Michael Winship, senior writing fellow at the public policy and advocacy group Demos, is senior writer of the weekly pub;ic television series, Moyers & Company. Check local listings or go to www.billmoyers.com.

4 comments for “Jack Lew’s Footprints in Cayman Sand

  1. F. G. Sanford
    March 10, 2013 at 03:49

    ALERT: It’s time to expose the Cayman Island billionaires and blood-sucking vultures who are paying millions to sell the hoax of austerity measures to the American people! They have deceptively re-named earned benefits like Social Security as “entitlements”, misleading the working class into believing that their economic civil rights are the cause of our government’s financial woes. People like the despicable billionaire misanthrope Pete Peterson and his cronies have joined together to create a phony organization called “Fix the Debt”. This is a lobbying conspiracy which passes itself off to the public, and especially our youth, with a glitzy campaign falsely represented as a “grass roots movement”. It would have us believe that our grandparents’ greed is the source of financial collapse and that retirees are squandering our economic futures. Pete Peterson and his “Fix the Debt” cronies are the economic powerhouse behind the old, weird, decrepit personalities steering the so-called “National Commission on Fiscal Responsibility and Reform”, Alan Simpson and Erskine Bowles.
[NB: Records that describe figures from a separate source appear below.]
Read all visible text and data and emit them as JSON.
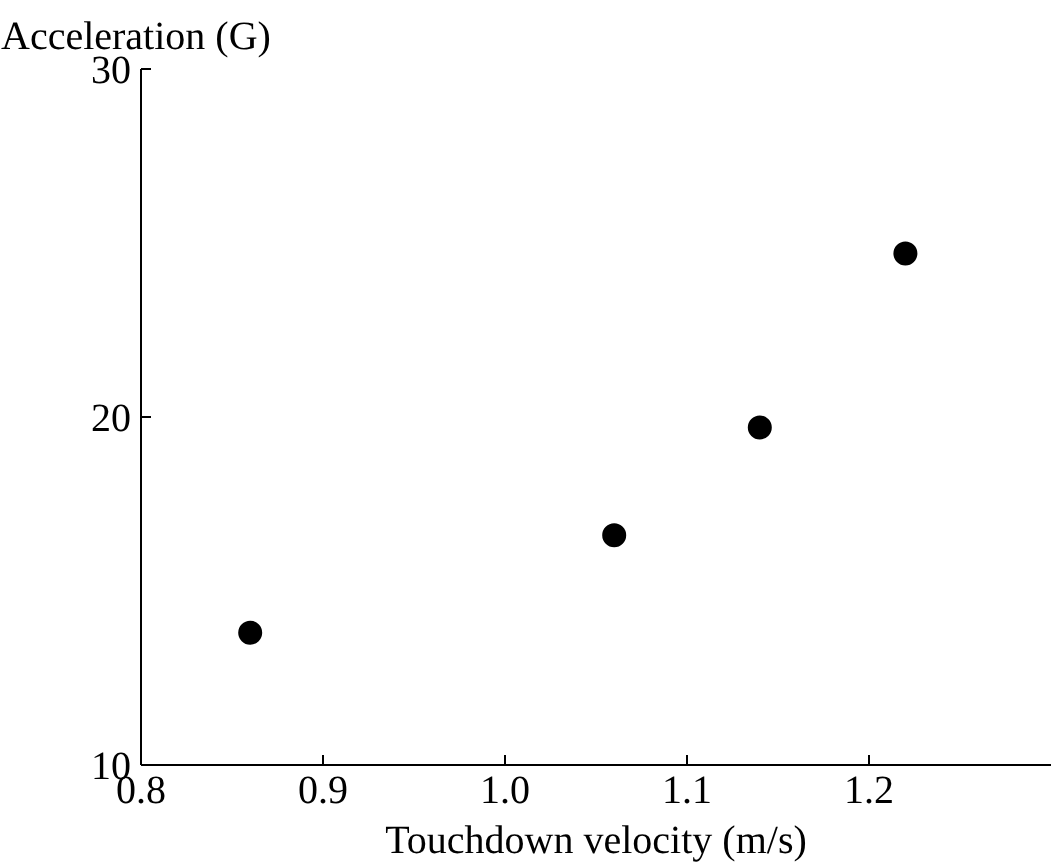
{
  "chart_data": {
    "type": "scatter",
    "xlabel": "Touchdown velocity (m/s)",
    "ylabel": "Acceleration (G)",
    "x": [
      0.86,
      1.06,
      1.14,
      1.22
    ],
    "series": [
      {
        "color": "#000000",
        "values": [
          13.8,
          16.6,
          19.7,
          24.7
        ]
      }
    ],
    "xlim": [
      0.8,
      1.3
    ],
    "ylim": [
      10,
      30
    ],
    "xticks": [
      {
        "value": 0.8,
        "label": "0.8"
      },
      {
        "value": 0.9,
        "label": "0.9"
      },
      {
        "value": 1.0,
        "label": "1.0"
      },
      {
        "value": 1.1,
        "label": "1.1"
      },
      {
        "value": 1.2,
        "label": "1.2"
      }
    ],
    "yticks": [
      10,
      20,
      30
    ],
    "grid": false,
    "marker": "circle"
  }
}
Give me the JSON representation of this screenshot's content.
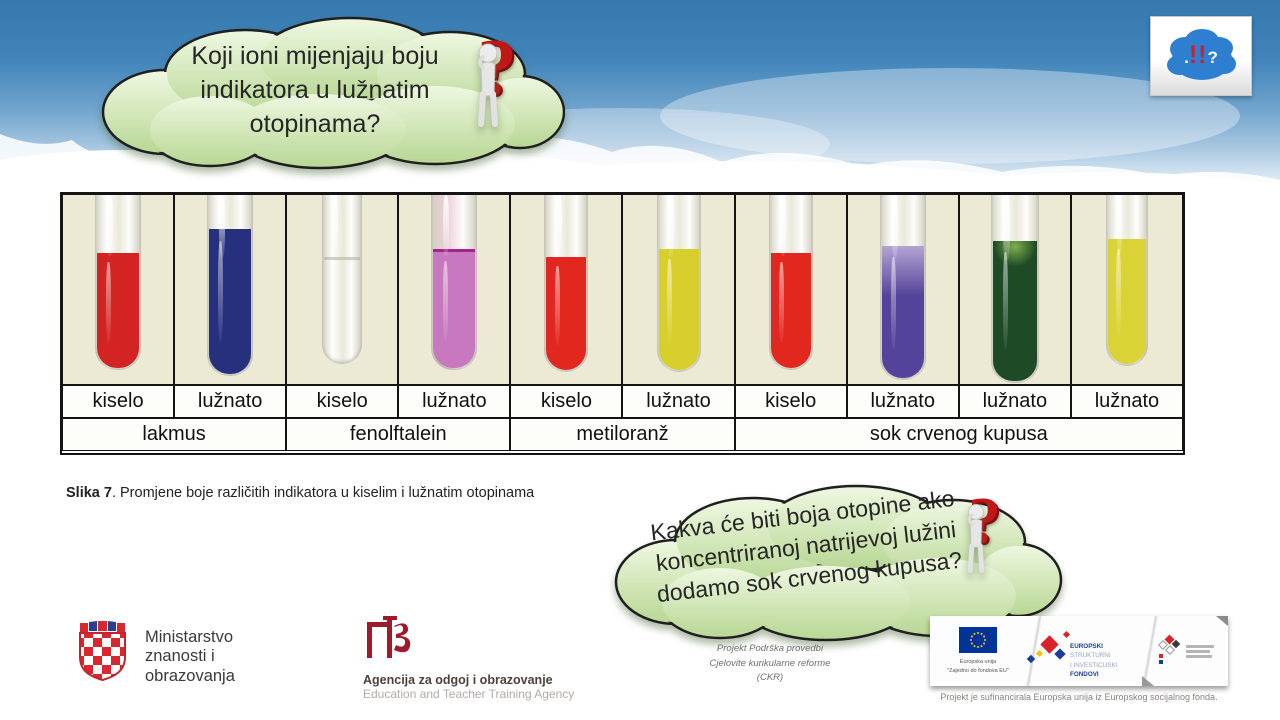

These two austerity ghouls resemble no living persons more than characters like Grandpa Munster or Uncle Fenster, and what they propose has as little in common with economic justice as those characters have will real human beings. Social Security has contributed ABSOLUTELY NOTHING to the public debt, and it is fiscally solvent until 2035. Any attempt to manipulate these benefits IS A FRAUD! Simply removing the cap on Social Security tax above $105,000.00 and making billionaires like Pete Peterson pay their fair share would solve any problems beyond 2035. What these truly evil vampires want to do is convince you that you don’t deserve what you paid for, while THEIR financial schemes have bankrupted the government. They have bought and paid for political influence. John Boehner clearly speaks for them. And, they are in the process of manipulating President Obama into MORE CONCESSIONS which will worsen the economy. Their goal is to create such economic misery that they will inherit the influence needed to control the economy themselves. FIGHT BACK! Demand a ONE PERCENT Wall Street Sales Tax. Wall Street billionaire Pete Peterson is scheming to “Fix the Debt,” but if he wins, we lose. Don’t let this decrepit old skinflint steal your American Dream! Fight Back! Check out PetersonPyramid.org for a story about a really, really scary old vampire.

    • incontinent reader
      March 10, 2013 at 18:05

      Great ideas. A Wall Street sales tax is long overdue and would reverse the budget deficit very quickly. As for the Cayman Islands, the U.S. government has always had the leverage to compel full disclosure of everything, even if it did not have to make it the next Granada mission; and given that it has played fast and loose with notion of nation sovereignty for years, why not? we’re breaking every law in the book. At least this one would be in furtherance of a good policy.

  2. Otto Schiff
    March 10, 2013 at 00:32

    The love of money is the root of all evil.

  3. Erica Stuart
    March 9, 2013 at 19:04

    I was not excited about Lew appointment, I also felt that after the experience we had with his friends, it would have been nice to have a person familiar with the honest side of hard working, producer of goods and services instead of cleaver speculators, BUT, Grasley association of Lew $56.000.00 saving to annual salaries of average Americans is a bit off reasonable comment. As for his reward by Citigroup questionable “bonus” Chaney got thirty millions from that industrial complex company to make sure they received military contracts. That required a war to keep going and that Chaney did. It is a sewer out there.